My sweetie is taking a short trip to Taiwan with her mother. She doesn’t get many days off each month, so I only see her about once a week normally. Squeezing four days together to go on a trip means I won’t get to see her as much this month. So, she’ll be coming by to see me for a little bit tonight on her way (or a little out of the way) to her parents’ place. Yay! This means, I can only make a short post today, but I think it is a sad topic.
At one of my schools the Principal was talking to a specialist who comes in to work with troubled students. I was trying to be polite and not listen in, but I caught a few words about a private school, bullying, teachers not noticing or correcting troubles, and a few other points.

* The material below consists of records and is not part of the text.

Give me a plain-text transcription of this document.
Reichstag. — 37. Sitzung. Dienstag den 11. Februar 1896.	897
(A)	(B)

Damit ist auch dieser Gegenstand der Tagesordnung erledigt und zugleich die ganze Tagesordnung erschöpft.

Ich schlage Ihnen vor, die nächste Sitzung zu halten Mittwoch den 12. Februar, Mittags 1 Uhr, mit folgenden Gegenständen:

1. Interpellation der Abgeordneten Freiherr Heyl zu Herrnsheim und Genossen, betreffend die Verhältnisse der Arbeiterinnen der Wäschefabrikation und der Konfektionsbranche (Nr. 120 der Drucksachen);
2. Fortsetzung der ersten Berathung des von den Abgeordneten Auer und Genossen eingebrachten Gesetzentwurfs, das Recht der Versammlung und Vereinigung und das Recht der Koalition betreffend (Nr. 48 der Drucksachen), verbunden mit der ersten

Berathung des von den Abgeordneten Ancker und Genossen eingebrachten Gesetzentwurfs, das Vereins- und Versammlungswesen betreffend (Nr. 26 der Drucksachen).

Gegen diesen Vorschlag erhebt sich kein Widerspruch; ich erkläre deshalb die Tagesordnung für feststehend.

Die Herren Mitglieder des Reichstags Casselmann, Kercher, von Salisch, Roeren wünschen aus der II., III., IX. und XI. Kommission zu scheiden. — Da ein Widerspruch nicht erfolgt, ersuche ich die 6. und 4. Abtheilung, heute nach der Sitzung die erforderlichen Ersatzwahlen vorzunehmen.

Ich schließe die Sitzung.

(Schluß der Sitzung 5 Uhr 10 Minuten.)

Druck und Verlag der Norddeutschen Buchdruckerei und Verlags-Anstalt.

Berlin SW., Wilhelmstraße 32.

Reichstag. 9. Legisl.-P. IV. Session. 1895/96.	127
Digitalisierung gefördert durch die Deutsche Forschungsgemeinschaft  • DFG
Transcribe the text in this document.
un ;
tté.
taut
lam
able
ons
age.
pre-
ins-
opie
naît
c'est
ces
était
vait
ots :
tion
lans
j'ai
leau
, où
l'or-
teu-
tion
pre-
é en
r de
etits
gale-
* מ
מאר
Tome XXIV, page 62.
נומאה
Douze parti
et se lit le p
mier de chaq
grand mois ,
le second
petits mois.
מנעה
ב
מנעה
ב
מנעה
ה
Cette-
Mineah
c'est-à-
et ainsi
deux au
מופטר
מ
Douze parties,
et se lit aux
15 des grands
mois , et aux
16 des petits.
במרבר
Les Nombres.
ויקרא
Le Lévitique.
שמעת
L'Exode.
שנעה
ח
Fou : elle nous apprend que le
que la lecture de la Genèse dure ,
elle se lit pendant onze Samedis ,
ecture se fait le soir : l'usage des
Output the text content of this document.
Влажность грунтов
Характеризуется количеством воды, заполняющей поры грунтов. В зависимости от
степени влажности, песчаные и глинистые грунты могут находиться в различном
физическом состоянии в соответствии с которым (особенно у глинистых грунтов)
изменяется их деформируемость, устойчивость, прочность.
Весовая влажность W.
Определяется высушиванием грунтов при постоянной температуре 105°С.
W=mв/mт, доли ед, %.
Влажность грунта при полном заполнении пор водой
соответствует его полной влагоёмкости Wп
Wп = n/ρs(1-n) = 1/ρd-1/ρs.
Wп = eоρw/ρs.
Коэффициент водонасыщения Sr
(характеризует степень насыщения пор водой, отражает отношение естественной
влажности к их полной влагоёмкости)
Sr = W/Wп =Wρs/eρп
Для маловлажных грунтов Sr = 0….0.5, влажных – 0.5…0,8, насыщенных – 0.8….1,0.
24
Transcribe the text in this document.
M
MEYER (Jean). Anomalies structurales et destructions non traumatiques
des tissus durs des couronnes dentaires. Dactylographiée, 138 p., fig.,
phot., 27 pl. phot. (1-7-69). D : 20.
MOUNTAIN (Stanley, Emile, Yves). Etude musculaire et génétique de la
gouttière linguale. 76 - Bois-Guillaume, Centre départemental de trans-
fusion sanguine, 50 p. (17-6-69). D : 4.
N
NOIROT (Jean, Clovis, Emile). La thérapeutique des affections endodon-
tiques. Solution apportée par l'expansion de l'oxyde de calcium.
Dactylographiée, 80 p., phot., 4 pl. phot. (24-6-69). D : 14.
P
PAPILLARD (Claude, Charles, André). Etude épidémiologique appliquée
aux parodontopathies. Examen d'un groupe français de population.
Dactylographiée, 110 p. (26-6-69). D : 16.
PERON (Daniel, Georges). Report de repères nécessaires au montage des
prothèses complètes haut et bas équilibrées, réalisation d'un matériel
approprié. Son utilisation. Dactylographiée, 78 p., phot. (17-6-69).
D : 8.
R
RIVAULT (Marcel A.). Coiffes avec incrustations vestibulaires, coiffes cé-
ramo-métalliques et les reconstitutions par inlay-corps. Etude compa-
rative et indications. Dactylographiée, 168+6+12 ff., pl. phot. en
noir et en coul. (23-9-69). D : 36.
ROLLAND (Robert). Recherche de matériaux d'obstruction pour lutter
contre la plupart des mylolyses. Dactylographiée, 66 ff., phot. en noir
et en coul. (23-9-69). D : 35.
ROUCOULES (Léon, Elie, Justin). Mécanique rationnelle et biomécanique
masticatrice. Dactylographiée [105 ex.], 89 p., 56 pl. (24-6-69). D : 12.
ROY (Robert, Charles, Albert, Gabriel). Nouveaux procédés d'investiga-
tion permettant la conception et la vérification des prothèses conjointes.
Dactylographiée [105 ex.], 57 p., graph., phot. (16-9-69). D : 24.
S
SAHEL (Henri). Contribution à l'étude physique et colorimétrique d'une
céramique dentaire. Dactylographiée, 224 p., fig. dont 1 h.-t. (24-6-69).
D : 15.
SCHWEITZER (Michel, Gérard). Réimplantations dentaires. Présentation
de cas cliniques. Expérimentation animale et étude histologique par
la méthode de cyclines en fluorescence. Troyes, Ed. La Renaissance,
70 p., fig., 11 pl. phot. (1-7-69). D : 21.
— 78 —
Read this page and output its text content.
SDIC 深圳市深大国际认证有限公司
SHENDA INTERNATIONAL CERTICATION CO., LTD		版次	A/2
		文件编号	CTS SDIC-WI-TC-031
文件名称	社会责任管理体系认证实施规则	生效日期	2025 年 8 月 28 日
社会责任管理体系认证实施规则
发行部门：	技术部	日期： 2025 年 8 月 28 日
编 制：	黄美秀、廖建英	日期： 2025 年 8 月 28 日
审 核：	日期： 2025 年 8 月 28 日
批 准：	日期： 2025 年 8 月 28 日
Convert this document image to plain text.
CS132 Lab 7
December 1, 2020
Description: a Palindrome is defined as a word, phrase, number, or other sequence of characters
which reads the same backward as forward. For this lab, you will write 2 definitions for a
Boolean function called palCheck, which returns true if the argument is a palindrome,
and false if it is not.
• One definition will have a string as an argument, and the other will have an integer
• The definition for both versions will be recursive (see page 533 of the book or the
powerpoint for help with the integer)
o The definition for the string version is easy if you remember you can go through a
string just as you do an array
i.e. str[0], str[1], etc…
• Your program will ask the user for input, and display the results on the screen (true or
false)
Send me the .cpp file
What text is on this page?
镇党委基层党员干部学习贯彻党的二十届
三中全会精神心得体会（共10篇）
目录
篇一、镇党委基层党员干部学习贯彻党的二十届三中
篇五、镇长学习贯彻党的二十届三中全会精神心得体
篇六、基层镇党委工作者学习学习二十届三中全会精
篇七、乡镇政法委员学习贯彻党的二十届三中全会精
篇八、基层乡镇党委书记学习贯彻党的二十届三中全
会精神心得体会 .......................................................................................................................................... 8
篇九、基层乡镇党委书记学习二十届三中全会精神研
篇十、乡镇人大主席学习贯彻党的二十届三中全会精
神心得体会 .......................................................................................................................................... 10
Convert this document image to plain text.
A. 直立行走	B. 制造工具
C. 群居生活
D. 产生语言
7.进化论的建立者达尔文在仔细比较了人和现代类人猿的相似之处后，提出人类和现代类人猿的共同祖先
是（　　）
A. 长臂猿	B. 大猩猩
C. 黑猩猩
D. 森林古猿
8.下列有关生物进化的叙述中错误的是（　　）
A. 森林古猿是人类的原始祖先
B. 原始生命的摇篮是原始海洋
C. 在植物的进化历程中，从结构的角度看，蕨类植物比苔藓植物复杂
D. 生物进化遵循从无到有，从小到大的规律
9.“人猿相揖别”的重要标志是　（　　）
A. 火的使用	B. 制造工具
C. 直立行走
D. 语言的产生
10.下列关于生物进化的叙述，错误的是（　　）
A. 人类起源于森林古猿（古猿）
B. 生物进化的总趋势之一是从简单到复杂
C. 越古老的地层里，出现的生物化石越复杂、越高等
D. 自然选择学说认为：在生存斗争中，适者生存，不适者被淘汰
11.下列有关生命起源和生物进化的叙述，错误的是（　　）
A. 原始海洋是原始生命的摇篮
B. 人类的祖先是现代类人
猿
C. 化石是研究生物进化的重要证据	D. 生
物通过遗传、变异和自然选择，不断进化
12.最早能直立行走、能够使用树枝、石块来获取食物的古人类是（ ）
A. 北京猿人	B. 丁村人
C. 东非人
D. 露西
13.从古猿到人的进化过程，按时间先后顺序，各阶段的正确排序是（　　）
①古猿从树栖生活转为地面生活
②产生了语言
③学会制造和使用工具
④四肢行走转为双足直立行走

After they stopped chatting, the specialist addressed me directly and asked, “You have suicide in America also, don’t you?” This took me a little by surprise because I thought I would have noticed that word in the prior conversation. Based on all the points I did hear, though, I’m guessing we had a tragedy in our prefecture.
On the bright side, the people near me seemed genuinely interested in discussing the topic from an open perspective. Japanese society is often criticized for avoiding unpleasant topics, but that was not a concern this time. I have heard that the suicide rate here is about double England’s and 50% more than America’s. That’s a substantial difference, and one which I’ve pondered more than once. In general Christianity frowns upon the taking of life, and specifically the Catholic church labels suicide as an unforgivable action that will prevent one getting into Heaven (not that scripture would support that, but that’s a separate issue). As far as I have heard, Japanese Buddhism and the Shinto faith, don’t really address the issue. This must have some impact on the numbers. Also, for hundreds of years, there was a systematic process to cut open one’s own belly to restore face (harakiri 腹切・seppuku 切腹). Many foreigners are baffled by the concepts involved in being restored after great shame or dishonor; however, culturally this must have some lingering effects since the practice ended during the last generation, so it is still pretty recent.
I hope I am mistaken about what transpired, but I am thankful there are educators and caregivers who are interested in identifying troubles and helping children through them.